In 766, he was granted a new position, hō-ō; in 767 this position was altered to include military authority. The next year, in 768, Dōkyō persuaded an oracle from the Usa Shrine in Buzen Province to predict peace in Japan if Dōkyō were named emperor. This angered the ruling class, including the powerful Fujiwara clan. Hence, a second oracle was brought to Kyoto by Wake no Kiyomaro. It stated:
Since the establishment of our state, the distinction between lord and subject has been fixed. Never has there been an occasion when a subject was made lord. The throne of the Heavenly Sun Succession shall be given to one of the imperial lineage; wicked persons should immediately be swept away.
In response to the second oracle, Dōkyō had Wake no Kiyomaro sent into exile in Ōsumi Province.

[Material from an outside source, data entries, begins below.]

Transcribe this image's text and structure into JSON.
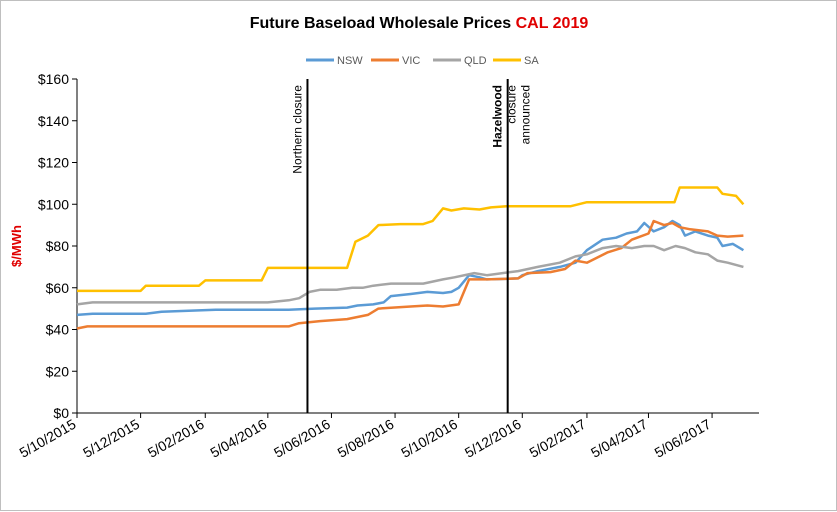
{
  "chart_data": {
    "type": "line",
    "title": "Future Baseload Wholesale Prices ",
    "title_highlight": "CAL 2019",
    "title_highlight_color": "#e00000",
    "ylabel": "$/MWh",
    "ylabel_color": "#e00000",
    "ylim": [
      0,
      160
    ],
    "ytick_labels": [
      "$0",
      "$20",
      "$40",
      "$60",
      "$80",
      "$100",
      "$120",
      "$140",
      "$160"
    ],
    "xlim": [
      "2015-10-05",
      "2017-07-20"
    ],
    "x_tick_labels": [
      {
        "date": "2015-10-05",
        "label": "5/10/2015"
      },
      {
        "date": "2015-12-05",
        "label": "5/12/2015"
      },
      {
        "date": "2016-02-05",
        "label": "5/02/2016"
      },
      {
        "date": "2016-04-05",
        "label": "5/04/2016"
      },
      {
        "date": "2016-06-05",
        "label": "5/06/2016"
      },
      {
        "date": "2016-08-05",
        "label": "5/08/2016"
      },
      {
        "date": "2016-10-05",
        "label": "5/10/2016"
      },
      {
        "date": "2016-12-05",
        "label": "5/12/2016"
      },
      {
        "date": "2017-02-05",
        "label": "5/02/2017"
      },
      {
        "date": "2017-04-05",
        "label": "5/04/2017"
      },
      {
        "date": "2017-06-05",
        "label": "5/06/2017"
      }
    ],
    "grid": false,
    "legend_position": "top",
    "annotations": [
      {
        "date": "2016-05-13",
        "lines": [
          "Northern closure"
        ],
        "bold": [
          false
        ]
      },
      {
        "date": "2016-11-21",
        "lines": [
          "Hazelwood",
          "closure",
          "announced"
        ],
        "bold": [
          true,
          false,
          false
        ]
      }
    ],
    "series": [
      {
        "name": "NSW",
        "color": "#5b9bd5",
        "points": [
          [
            "2015-10-05",
            47
          ],
          [
            "2015-10-20",
            47.5
          ],
          [
            "2015-12-10",
            47.5
          ],
          [
            "2015-12-25",
            48.5
          ],
          [
            "2016-01-20",
            49
          ],
          [
            "2016-02-15",
            49.5
          ],
          [
            "2016-04-25",
            49.5
          ],
          [
            "2016-05-20",
            50
          ],
          [
            "2016-06-20",
            50.5
          ],
          [
            "2016-06-30",
            51.5
          ],
          [
            "2016-07-15",
            52
          ],
          [
            "2016-07-25",
            53
          ],
          [
            "2016-08-01",
            56
          ],
          [
            "2016-08-20",
            57
          ],
          [
            "2016-09-05",
            58
          ],
          [
            "2016-09-20",
            57.5
          ],
          [
            "2016-09-28",
            58
          ],
          [
            "2016-10-05",
            60
          ],
          [
            "2016-10-15",
            66
          ],
          [
            "2016-10-25",
            65
          ],
          [
            "2016-11-01",
            64
          ],
          [
            "2016-12-01",
            64.5
          ],
          [
            "2016-12-05",
            66
          ],
          [
            "2016-12-20",
            68
          ],
          [
            "2017-01-10",
            70
          ],
          [
            "2017-01-25",
            72
          ],
          [
            "2017-02-05",
            78
          ],
          [
            "2017-02-20",
            83
          ],
          [
            "2017-03-05",
            84
          ],
          [
            "2017-03-15",
            86
          ],
          [
            "2017-03-25",
            87
          ],
          [
            "2017-04-01",
            91
          ],
          [
            "2017-04-10",
            87
          ],
          [
            "2017-04-20",
            89
          ],
          [
            "2017-04-28",
            92
          ],
          [
            "2017-05-05",
            90
          ],
          [
            "2017-05-10",
            85
          ],
          [
            "2017-05-20",
            87
          ],
          [
            "2017-06-01",
            85
          ],
          [
            "2017-06-10",
            84
          ],
          [
            "2017-06-15",
            80
          ],
          [
            "2017-06-25",
            81
          ],
          [
            "2017-07-05",
            78
          ]
        ]
      },
      {
        "name": "VIC",
        "color": "#ed7d31",
        "points": [
          [
            "2015-10-05",
            40.5
          ],
          [
            "2015-10-15",
            41.5
          ],
          [
            "2016-04-25",
            41.5
          ],
          [
            "2016-05-05",
            43
          ],
          [
            "2016-05-25",
            44
          ],
          [
            "2016-06-20",
            45
          ],
          [
            "2016-07-10",
            47
          ],
          [
            "2016-07-20",
            50
          ],
          [
            "2016-08-20",
            51
          ],
          [
            "2016-09-05",
            51.5
          ],
          [
            "2016-09-20",
            51
          ],
          [
            "2016-10-05",
            52
          ],
          [
            "2016-10-15",
            64
          ],
          [
            "2016-11-01",
            64
          ],
          [
            "2016-12-01",
            64.5
          ],
          [
            "2016-12-10",
            67
          ],
          [
            "2017-01-01",
            67.5
          ],
          [
            "2017-01-15",
            69
          ],
          [
            "2017-01-25",
            73
          ],
          [
            "2017-02-05",
            72
          ],
          [
            "2017-02-25",
            77
          ],
          [
            "2017-03-10",
            79
          ],
          [
            "2017-03-20",
            83
          ],
          [
            "2017-04-05",
            86
          ],
          [
            "2017-04-10",
            92
          ],
          [
            "2017-04-20",
            90
          ],
          [
            "2017-04-28",
            91
          ],
          [
            "2017-05-05",
            89
          ],
          [
            "2017-05-15",
            88
          ],
          [
            "2017-06-01",
            87
          ],
          [
            "2017-06-10",
            85
          ],
          [
            "2017-06-20",
            84.5
          ],
          [
            "2017-07-05",
            85
          ]
        ]
      },
      {
        "name": "QLD",
        "color": "#a5a5a5",
        "points": [
          [
            "2015-10-05",
            52
          ],
          [
            "2015-10-20",
            53
          ],
          [
            "2016-04-05",
            53
          ],
          [
            "2016-04-25",
            54
          ],
          [
            "2016-05-05",
            55
          ],
          [
            "2016-05-15",
            58
          ],
          [
            "2016-05-25",
            59
          ],
          [
            "2016-06-10",
            59
          ],
          [
            "2016-06-25",
            60
          ],
          [
            "2016-07-05",
            60
          ],
          [
            "2016-07-15",
            61
          ],
          [
            "2016-08-01",
            62
          ],
          [
            "2016-09-01",
            62
          ],
          [
            "2016-09-20",
            64
          ],
          [
            "2016-10-01",
            65
          ],
          [
            "2016-10-20",
            67
          ],
          [
            "2016-11-01",
            66
          ],
          [
            "2016-12-01",
            68
          ],
          [
            "2016-12-20",
            70
          ],
          [
            "2017-01-10",
            72
          ],
          [
            "2017-01-25",
            75
          ],
          [
            "2017-02-05",
            76
          ],
          [
            "2017-02-20",
            79
          ],
          [
            "2017-03-05",
            80
          ],
          [
            "2017-03-20",
            79
          ],
          [
            "2017-04-01",
            80
          ],
          [
            "2017-04-10",
            80
          ],
          [
            "2017-04-20",
            78
          ],
          [
            "2017-05-01",
            80
          ],
          [
            "2017-05-10",
            79
          ],
          [
            "2017-05-20",
            77
          ],
          [
            "2017-06-01",
            76
          ],
          [
            "2017-06-10",
            73
          ],
          [
            "2017-06-20",
            72
          ],
          [
            "2017-07-05",
            70
          ]
        ]
      },
      {
        "name": "SA",
        "color": "#ffc000",
        "points": [
          [
            "2015-10-05",
            58.5
          ],
          [
            "2015-12-05",
            58.5
          ],
          [
            "2015-12-10",
            61
          ],
          [
            "2016-01-30",
            61
          ],
          [
            "2016-02-05",
            63.5
          ],
          [
            "2016-03-30",
            63.5
          ],
          [
            "2016-04-05",
            69.5
          ],
          [
            "2016-06-20",
            69.5
          ],
          [
            "2016-06-28",
            82
          ],
          [
            "2016-07-10",
            85
          ],
          [
            "2016-07-20",
            90
          ],
          [
            "2016-08-10",
            90.5
          ],
          [
            "2016-09-01",
            90.5
          ],
          [
            "2016-09-10",
            92
          ],
          [
            "2016-09-20",
            98
          ],
          [
            "2016-09-28",
            97
          ],
          [
            "2016-10-10",
            98
          ],
          [
            "2016-10-25",
            97.5
          ],
          [
            "2016-11-05",
            98.5
          ],
          [
            "2016-11-20",
            99
          ],
          [
            "2017-01-20",
            99
          ],
          [
            "2017-02-05",
            101
          ],
          [
            "2017-04-30",
            101
          ],
          [
            "2017-05-05",
            108
          ],
          [
            "2017-06-10",
            108
          ],
          [
            "2017-06-15",
            105
          ],
          [
            "2017-06-28",
            104
          ],
          [
            "2017-07-05",
            100
          ]
        ]
      }
    ]
  }
}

==Policies during ascendancy==
During this period, the height of his political power and influence, Dōkyō built a temple in Yao, Osaka. It was sponsored by Shōtoku. Its foundations were discovered by archaeologists in 2017. Additionally, existing temples received extravagant donations and ongoing building projects were accelerated and expanded. The Usa Shrine also received grants of land.

Dōkyō also actively spread Buddhist principles and the religion itself. Laws were issued banning the raising of dogs and hawks for hunting, and meat and fish were disallowed from presentation to the emperor's table.

Moreover, the power of the great clans, such as the Fujiwara, was reduced and limited during this period.

==Fall from power and death==
When the empress died in 770, Dōkyō was stripped of his titles and banished from Nara, sent to Shimotsuke Province; the Fujiwara clan reasserted its authority over both the monastic institutions and the broader political landscape.